A Design System makes sense. It's the UI SME if you will.
That said, in that context, I don't see the appropriateness (?) of something such as:
.rounded-lg{
border-radius: .5rem
}
It's not abstract enough (for me). That is, if the design system evolves that shouldn't become a code issue (e.g., remove .rounded-lg and replace it with something else). To me all that should be via CSS and only CSS. There sould be -as much as possible - a layer of abstraction between the code and the design system.
Is it just me? What am I mis-thinking? Or does CSS in JS all but eliminate such a possibility? But isn't that what a design system helps to resolve?
For the vast majority of components, don't you think some small-medium-large presents cover most cases? This applies to so many style areas- typography, spacing, colors... For edge cases, there's nothing preventing you from overriding the style.
functional css is basically anti design system. Some will deny it and claim that they do have a design system implemented in functional css, but really all they do is adding a redundant layer between css and their design system.
What do you mean? There is nothing special about naming classes and grouping styles together that is exclusive to a design system.
I work at a well-known tech company and we have many projects using the same Tailwind configuration, and an entire components/ file with .jsx components. No need for making up arbitrary class names.
in a design system no reusable classname is abitrary, they should all mean something in your design language. If you find yourself reusing arbitrary classname, then that's just... writing css, not using a design system.
the idea of the design system is that you compose from what in your design system exclusively.
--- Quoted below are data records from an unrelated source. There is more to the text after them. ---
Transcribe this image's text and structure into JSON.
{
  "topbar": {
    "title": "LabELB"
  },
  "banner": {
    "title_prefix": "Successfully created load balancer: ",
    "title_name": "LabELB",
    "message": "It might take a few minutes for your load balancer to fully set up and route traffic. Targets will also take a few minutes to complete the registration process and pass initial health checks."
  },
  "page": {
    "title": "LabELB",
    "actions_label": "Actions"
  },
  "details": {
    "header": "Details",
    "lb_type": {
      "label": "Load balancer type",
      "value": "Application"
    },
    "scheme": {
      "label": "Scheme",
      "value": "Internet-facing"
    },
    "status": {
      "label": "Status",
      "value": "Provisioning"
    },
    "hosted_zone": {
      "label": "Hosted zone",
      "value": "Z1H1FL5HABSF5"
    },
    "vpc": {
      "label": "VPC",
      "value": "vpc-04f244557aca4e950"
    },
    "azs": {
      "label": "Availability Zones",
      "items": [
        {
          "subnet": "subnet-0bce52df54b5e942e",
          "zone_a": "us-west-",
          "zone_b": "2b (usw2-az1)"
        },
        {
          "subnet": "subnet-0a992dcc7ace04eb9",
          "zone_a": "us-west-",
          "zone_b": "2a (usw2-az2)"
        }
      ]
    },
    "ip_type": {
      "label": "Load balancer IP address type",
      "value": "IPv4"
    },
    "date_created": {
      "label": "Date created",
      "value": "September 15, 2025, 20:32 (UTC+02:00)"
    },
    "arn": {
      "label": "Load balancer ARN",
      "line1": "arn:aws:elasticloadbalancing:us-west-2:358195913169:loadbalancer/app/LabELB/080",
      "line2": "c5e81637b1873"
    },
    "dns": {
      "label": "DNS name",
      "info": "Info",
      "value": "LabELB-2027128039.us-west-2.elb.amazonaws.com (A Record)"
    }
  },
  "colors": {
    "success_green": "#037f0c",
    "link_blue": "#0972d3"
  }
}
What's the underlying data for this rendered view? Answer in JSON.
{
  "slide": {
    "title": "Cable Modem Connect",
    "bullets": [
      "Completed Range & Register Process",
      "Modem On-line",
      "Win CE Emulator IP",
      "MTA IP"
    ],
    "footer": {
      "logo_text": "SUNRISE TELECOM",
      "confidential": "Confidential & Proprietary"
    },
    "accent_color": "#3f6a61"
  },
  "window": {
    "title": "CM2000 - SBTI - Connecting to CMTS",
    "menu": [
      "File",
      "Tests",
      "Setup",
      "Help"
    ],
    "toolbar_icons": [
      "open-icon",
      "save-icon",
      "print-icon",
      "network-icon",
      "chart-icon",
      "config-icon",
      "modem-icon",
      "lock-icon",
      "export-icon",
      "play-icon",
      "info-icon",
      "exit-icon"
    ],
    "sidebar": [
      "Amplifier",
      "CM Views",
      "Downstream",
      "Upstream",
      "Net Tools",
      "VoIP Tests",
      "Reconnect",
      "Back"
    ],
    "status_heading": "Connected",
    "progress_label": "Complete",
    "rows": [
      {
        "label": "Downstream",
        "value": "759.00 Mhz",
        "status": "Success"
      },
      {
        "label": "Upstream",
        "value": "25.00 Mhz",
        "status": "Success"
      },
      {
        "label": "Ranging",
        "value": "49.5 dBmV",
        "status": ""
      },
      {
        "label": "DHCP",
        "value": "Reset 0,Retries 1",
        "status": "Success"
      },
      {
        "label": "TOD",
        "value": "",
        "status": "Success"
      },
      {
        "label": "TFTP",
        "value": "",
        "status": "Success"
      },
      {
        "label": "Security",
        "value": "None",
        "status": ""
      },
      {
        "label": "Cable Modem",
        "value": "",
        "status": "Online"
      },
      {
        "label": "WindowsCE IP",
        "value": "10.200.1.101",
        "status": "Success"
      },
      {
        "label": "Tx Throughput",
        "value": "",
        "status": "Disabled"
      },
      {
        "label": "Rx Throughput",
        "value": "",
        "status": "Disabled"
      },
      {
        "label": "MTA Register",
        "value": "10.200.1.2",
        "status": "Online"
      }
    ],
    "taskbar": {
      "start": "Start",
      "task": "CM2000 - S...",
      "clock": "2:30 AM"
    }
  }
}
This is to prevent ad-hoc slyling that goes outside established patterns. If you are just going to compose generic css then there is no point.
I never had to name any class because I use styled-components. Either the style is part of my design system, then it has a name, the component name, or it's just ad-hoc css, that I don't export. I don't reuse that kind of thing.
The tailwind way is you try to reuse & compose bits of the ad-hoc css by having generic, arbitrary classnames that you don't write but provided by a library
That said, in that context, I don't see the appropriateness (?) of something such as:
.rounded-lg{ border-radius: .5rem }
It's not abstract enough (for me). That is, if the design system evolves that shouldn't become a code issue (e.g., remove .rounded-lg and replace it with something else). To me all that should be via CSS and only CSS. There sould be -as much as possible - a layer of abstraction between the code and the design system.
Is it just me? What am I mis-thinking? Or does CSS in JS all but eliminate such a possibility? But isn't that what a design system helps to resolve?